YOUNG: So the meetings today with Senators McCain and Graham, already wanting action in Syria. What is it they want to hear from President Obama?
ELVING: They want to hear that the president is prepared to go farther than he has said he would up to now. They want to see the president go for regime change, the end of the Assad dictatorship. They think anything short of that will be counterproductive and lead to a worse situation in Syria, and what they want to hear from the White House then is the exact opposite of what most members of Congress say they want to hear.
Most in Congress are fearful of regime change. They think it sounds lengthy and bloody and just like Iraq. And all the polling suggests that that's where most Americans are, too.
YOUNG: Yeah, well, and we're hearing from some on the other side of the equation, some Democrats in particular saying today that they want the resolution to be reworded because it does seem too open-ended. But just what is your sense here? This has been sort of marching inexorably along. What is your sense of time?
ELVING: In a sense, they have a week or two in which to lay this out before Congress actually votes. But in another sense we are already in the 11th hour in this debate. People are already talking about this way more than they were a week ago, before the president's announcement of Friday, way more than two weeks ago when the gas attack actually happened there in the suburbs of Damascus.
And even though the votes won't be taken until mid-month, the war for the hearts and minds of America is already underway.

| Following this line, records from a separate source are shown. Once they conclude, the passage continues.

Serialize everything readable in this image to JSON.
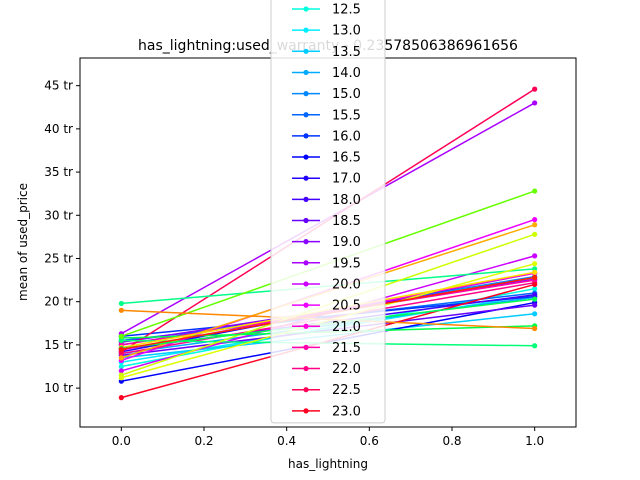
{
  "chart_data": {
    "type": "line",
    "title": "has_lightning:used_warranty - 0.23578506386961656",
    "xlabel": "has_lightning",
    "ylabel": "mean of used_price",
    "xlim": [
      -0.1,
      1.1
    ],
    "ylim": [
      5.5,
      48.2
    ],
    "x_ticks": [
      0.0,
      0.2,
      0.4,
      0.6,
      0.8,
      1.0
    ],
    "x_tick_labels": [
      "0.0",
      "0.2",
      "0.4",
      "0.6",
      "0.8",
      "1.0"
    ],
    "y_ticks": [
      10,
      15,
      20,
      25,
      30,
      35,
      40,
      45
    ],
    "y_tick_labels": [
      "10 tr",
      "15 tr",
      "20 tr",
      "25 tr",
      "30 tr",
      "35 tr",
      "40 tr",
      "45 tr"
    ],
    "grid": false,
    "legend_position": "top-center",
    "x": [
      0,
      1
    ],
    "series": [
      {
        "name": "12.5",
        "color": "#00ffdd",
        "values": [
          12.5,
          21.5
        ]
      },
      {
        "name": "13.0",
        "color": "#00eeff",
        "values": [
          13.0,
          20.8
        ]
      },
      {
        "name": "13.5",
        "color": "#00ccff",
        "values": [
          13.5,
          18.6
        ]
      },
      {
        "name": "14.0",
        "color": "#00aaff",
        "values": [
          14.0,
          20.5
        ]
      },
      {
        "name": "15.0",
        "color": "#0088ff",
        "values": [
          15.0,
          22.9
        ]
      },
      {
        "name": "15.5",
        "color": "#0066ff",
        "values": [
          15.5,
          21.0
        ]
      },
      {
        "name": "16.0",
        "color": "#0033ff",
        "values": [
          16.0,
          20.6
        ]
      },
      {
        "name": "16.5",
        "color": "#0000ff",
        "values": [
          10.8,
          19.9
        ]
      },
      {
        "name": "17.0",
        "color": "#2200ff",
        "values": [
          14.2,
          23.3
        ]
      },
      {
        "name": "18.0",
        "color": "#4400ff",
        "values": [
          14.5,
          20.8
        ]
      },
      {
        "name": "18.5",
        "color": "#6600ff",
        "values": [
          13.8,
          19.6
        ]
      },
      {
        "name": "19.0",
        "color": "#8800ff",
        "values": [
          15.3,
          22.6
        ]
      },
      {
        "name": "19.5",
        "color": "#aa00ff",
        "values": [
          16.3,
          43.0
        ]
      },
      {
        "name": "20.0",
        "color": "#cc00ff",
        "values": [
          12.0,
          25.3
        ]
      },
      {
        "name": "20.5",
        "color": "#ee00ff",
        "values": [
          13.2,
          29.5
        ]
      },
      {
        "name": "21.0",
        "color": "#ff00dd",
        "values": [
          14.4,
          23.3
        ]
      },
      {
        "name": "21.5",
        "color": "#ff00aa",
        "values": [
          15.0,
          22.5
        ]
      },
      {
        "name": "22.0",
        "color": "#ff0088",
        "values": [
          14.0,
          22.2
        ]
      },
      {
        "name": "22.5",
        "color": "#ff0055",
        "values": [
          14.2,
          44.6
        ]
      },
      {
        "name": "23.0",
        "color": "#ff0022",
        "values": [
          8.9,
          22.0
        ]
      }
    ],
    "unlabeled_series": [
      {
        "color": "#00ff88",
        "values": [
          19.8,
          23.8
        ]
      },
      {
        "color": "#00ff44",
        "values": [
          15.8,
          17.2
        ]
      },
      {
        "color": "#00ff77",
        "values": [
          15.5,
          14.9
        ]
      },
      {
        "color": "#66ff00",
        "values": [
          16.0,
          32.8
        ]
      },
      {
        "color": "#ccff00",
        "values": [
          11.5,
          27.8
        ]
      },
      {
        "color": "#ddff00",
        "values": [
          11.2,
          24.4
        ]
      },
      {
        "color": "#ffaa00",
        "values": [
          13.5,
          28.9
        ]
      },
      {
        "color": "#ff8800",
        "values": [
          19.0,
          16.9
        ]
      },
      {
        "color": "#ffdd00",
        "values": [
          14.7,
          23.4
        ]
      },
      {
        "color": "#00ff55",
        "values": [
          14.6,
          20.3
        ]
      },
      {
        "color": "#ff2200",
        "values": [
          14.5,
          22.8
        ]
      }
    ]
  }
}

YOUNG: Yeah. And by the way, I mentioned there were some on the Democratic side saying it was too open-ended. How is this vote expected to fall? Is it perfectly along party lines? I'm sure not.
ELVING: No, not this time, not as clean and absolute as the way we've been seeing of late. Some Democrats are very much opposed to the president on this, and some Republicans support a strike, and some would go further, as you were pointing out. So in the Senate, most of the opposition will likely come from Republicans, Libertarians and limited-government conservatives but also from anti-war liberal Democrats who don't see our national security interests really involved here and who fear a wider war as a result.
In the House you have Republican leaders saying they'll support the intervention, many of them, on the committee side. And you also have the Democratic speaker, Nancy Pelosi, supporting a limited strike. But you'll see the same sources of opposition we see in the Senate, in the House, just in larger numbers.
YOUNG: And Ron Elving, it's worth reminding younger listeners maybe in particular that this is not historically all that unusual for a president to seek congressional approval.
ELVING: That's right. Back in the World War II era, we actually had declarations of war, and since then Congress has primarily passed resolutions that gave the president open-ended or relatively open-ended authority. That's what we had in Vietnam. It's what we saw in Iraq in the last decade. That's more or less what the president seems to be looking for here in a limited sense.
YOUNG: Yeah, well at least seeking some approval. Ron Elving, NPR senior Washington editor. Ron, thank you.